Examining the impact lambda's application logs in Cloudwatch.
Examining GitHub deployments, and associated code changes.
Checking for errors prior to the change (to confirm the errors are new).
Recognising that the causing git commit was highly suspicious (though noting this code commit comment was entered for the demonstration).
Concluding that the issue was caused by the code change, for inserting records into a DynamoDB table with the wrong key; but also noting that the lambda was using all of its allocated memory in the process, as an additional issue to be addressed!
Generating root cause analysis, and mitigation steps.

Without this automation, it is envisaged that a competent support engineer who is familiar with the application would be able to identify the issue by first examining the lambda's application logs (while its errors are the source of the alarm) to see the error details. However at this point they may not be aware of the lambda's recent deployment; if not it is expected that they would need to liaise with the lambda's development team to identify and resolve the issue. The turnaround for this from an engineer first receiving an alarm would typically range from 30 minutes to 1-3 hours; during which in this example the system could be unavailable to users! It is unlikely that analysis at this time would also identify a potential memory issue, and coverage of an impact assessment for example to include gap analysis formed with Stripe would be dependent on maturity of support processes in place.

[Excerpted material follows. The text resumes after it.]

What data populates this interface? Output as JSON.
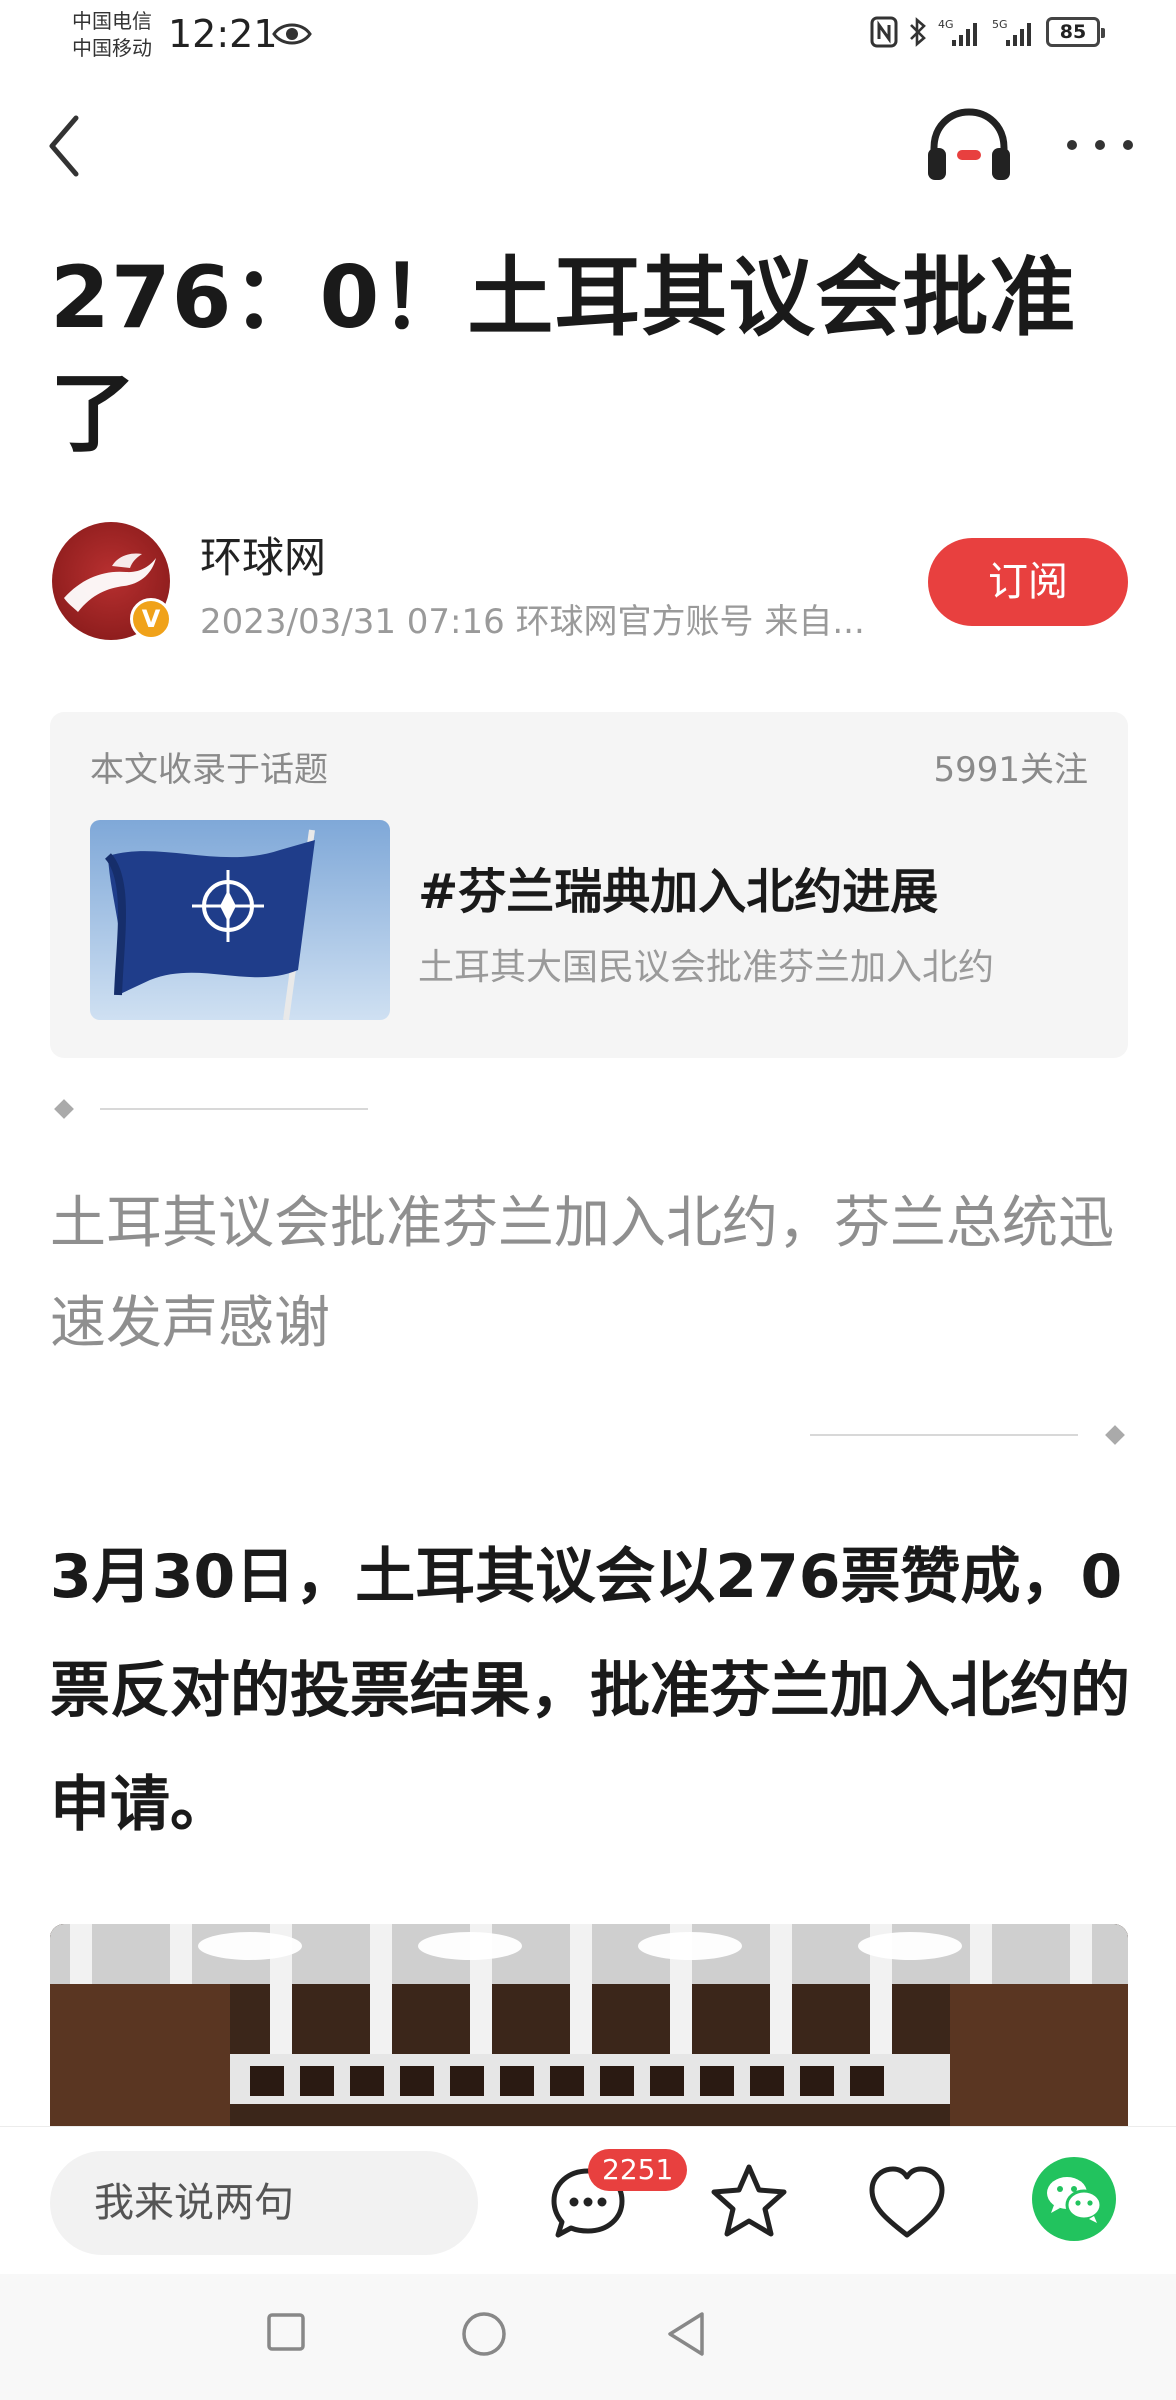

It is also anticipated that Devops Agent would be well-placed for identifying more obscure issues where it is able to quickly select and scan required sources of information; for example slow performance due to slow RDS SQL queries leading to lambda or API Gateway times; or a new Service Control Policy being applied to the AWS Account which unexpectedly result in permission errors. Such problems typically require time and AWS specialists to resolve.

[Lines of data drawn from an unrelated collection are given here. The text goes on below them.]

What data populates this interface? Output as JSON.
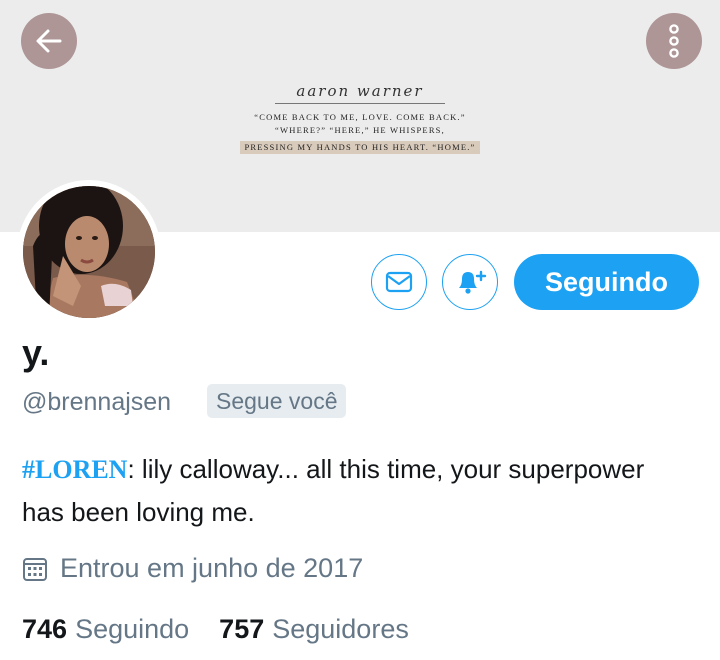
{
  "header": {
    "back_icon": "arrow-left-icon",
    "more_icon": "vertical-dots-icon",
    "banner_colors": {
      "background": "#ececec",
      "button": "#ae9596"
    },
    "banner_quote": {
      "title": "aaron warner",
      "line1": "“come back to me, love. come back.”",
      "line2": "“where?” “here,” he whispers,",
      "line3": "pressing my hands to his heart. “home.”"
    }
  },
  "profile": {
    "display_name": "y.",
    "handle": "@brennajsen",
    "follows_you_badge": "Segue você",
    "bio_hashtag": "#LOREN",
    "bio_text": ": lily calloway... all this time, your superpower has been loving me.",
    "joined": "Entrou em junho de 2017",
    "joined_icon": "calendar-icon"
  },
  "actions": {
    "message_icon": "envelope-icon",
    "notify_icon": "bell-plus-icon",
    "follow_label": "Seguindo",
    "accent_color": "#1da1f2"
  },
  "stats": {
    "following_count": "746",
    "following_label": "Seguindo",
    "followers_count": "757",
    "followers_label": "Seguidores"
  }
}
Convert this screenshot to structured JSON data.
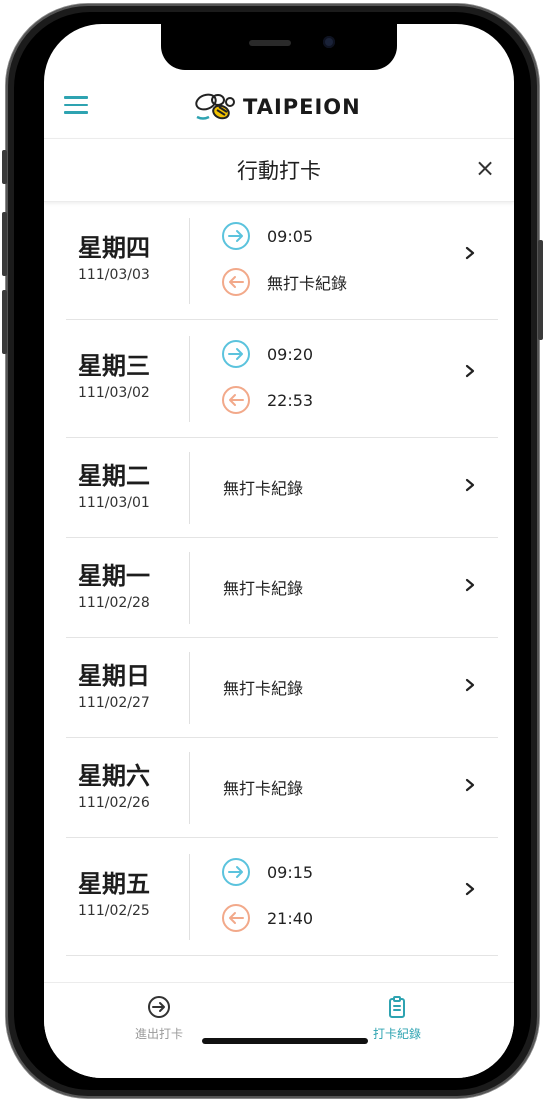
{
  "header": {
    "logo_text": "TAIPEION"
  },
  "page": {
    "title": "行動打卡",
    "close_symbol": "×"
  },
  "records": [
    {
      "day": "星期四",
      "date": "111/03/03",
      "in_time": "09:05",
      "out_time": "無打卡紀錄",
      "has_punch": true
    },
    {
      "day": "星期三",
      "date": "111/03/02",
      "in_time": "09:20",
      "out_time": "22:53",
      "has_punch": true
    },
    {
      "day": "星期二",
      "date": "111/03/01",
      "no_record": "無打卡紀錄",
      "has_punch": false
    },
    {
      "day": "星期一",
      "date": "111/02/28",
      "no_record": "無打卡紀錄",
      "has_punch": false
    },
    {
      "day": "星期日",
      "date": "111/02/27",
      "no_record": "無打卡紀錄",
      "has_punch": false
    },
    {
      "day": "星期六",
      "date": "111/02/26",
      "no_record": "無打卡紀錄",
      "has_punch": false
    },
    {
      "day": "星期五",
      "date": "111/02/25",
      "in_time": "09:15",
      "out_time": "21:40",
      "has_punch": true
    }
  ],
  "bottom_nav": {
    "checkin_label": "進出打卡",
    "records_label": "打卡紀錄"
  },
  "colors": {
    "accent": "#2ea3b1",
    "clock_in": "#5bc3dd",
    "clock_out": "#f2a98a"
  }
}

The benefits of AWS Devops Agent for incident analysis hence look fantastic, and the ability to add MCP Servers can also provide further information enrichment capabilities to organisations. However there are a couple of factors that should be considered:

SRE maturity: The described solution is dependent on Cloudwatch alarms being appropriately configured, to trigger incident investigations when there is a real problem.

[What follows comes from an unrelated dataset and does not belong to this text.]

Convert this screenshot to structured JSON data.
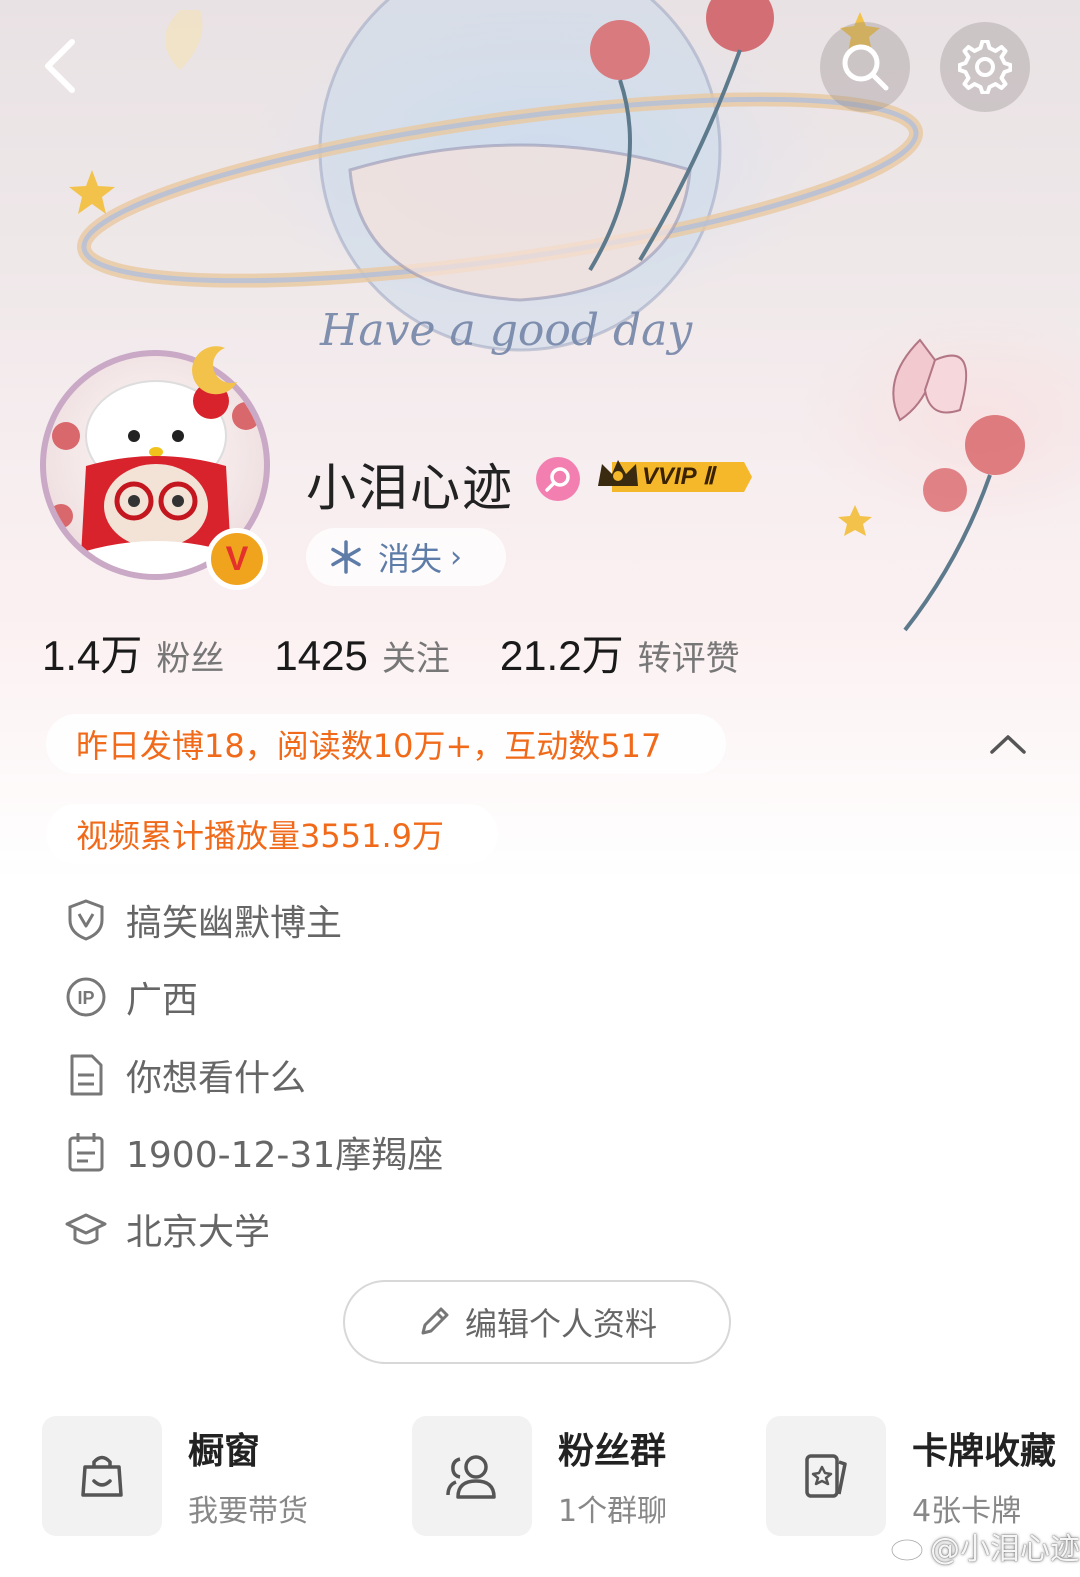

Cost: Charges are based on the time that the agent spends on operation tasks such as investigations and chat queries, billed by the second. For deployments to us-east-1 this is $0.0083USD per agent second. For an investigation taking 4 minutes to execute (similar to our demonstration), this would equate to $1.992USD. As can be imagined charges could accumulate rapidly if alarms are frequent! AWS Devops Agent however at this time is included in the free tier plan for new customers, and a free trial is also provided to customers for the first 2 months after first use of the service. Credits are also provided to customers on paid AWS Support plans. The AWS DevOps Pricing page should always be consulted for latest reliable information.
Security: It is good to know that AWS Devops Agent provides read-only actions against its AWS Accounts to support queries and investigations; it does not support update actions for example for remediation. There are however still important security considerations to be aware of, to ensure AWS-stored data is not leaked beyond intended audiences and an organisation's security policies are maintained. These include:
1. Separate agent spaces should be created with their own IAM roles to maintain isolation between application boundaries, and to prevent unintended access across different environments or teams. Authorisation should be configured for each Devops Agent space via integration with IAM Identity Center or other external provider to ensure only allowed users can access these.
2. While AWS Devops Agent provides prompt injection safeguards to ensure read-only capabilities beyond opening of tickets and support cases, integrated external MCP servers may offer the same protection, and these should be carefully reviewed before enabling. AWS provides further security recommendations for AWS Devops Agent, which can be reviewed here.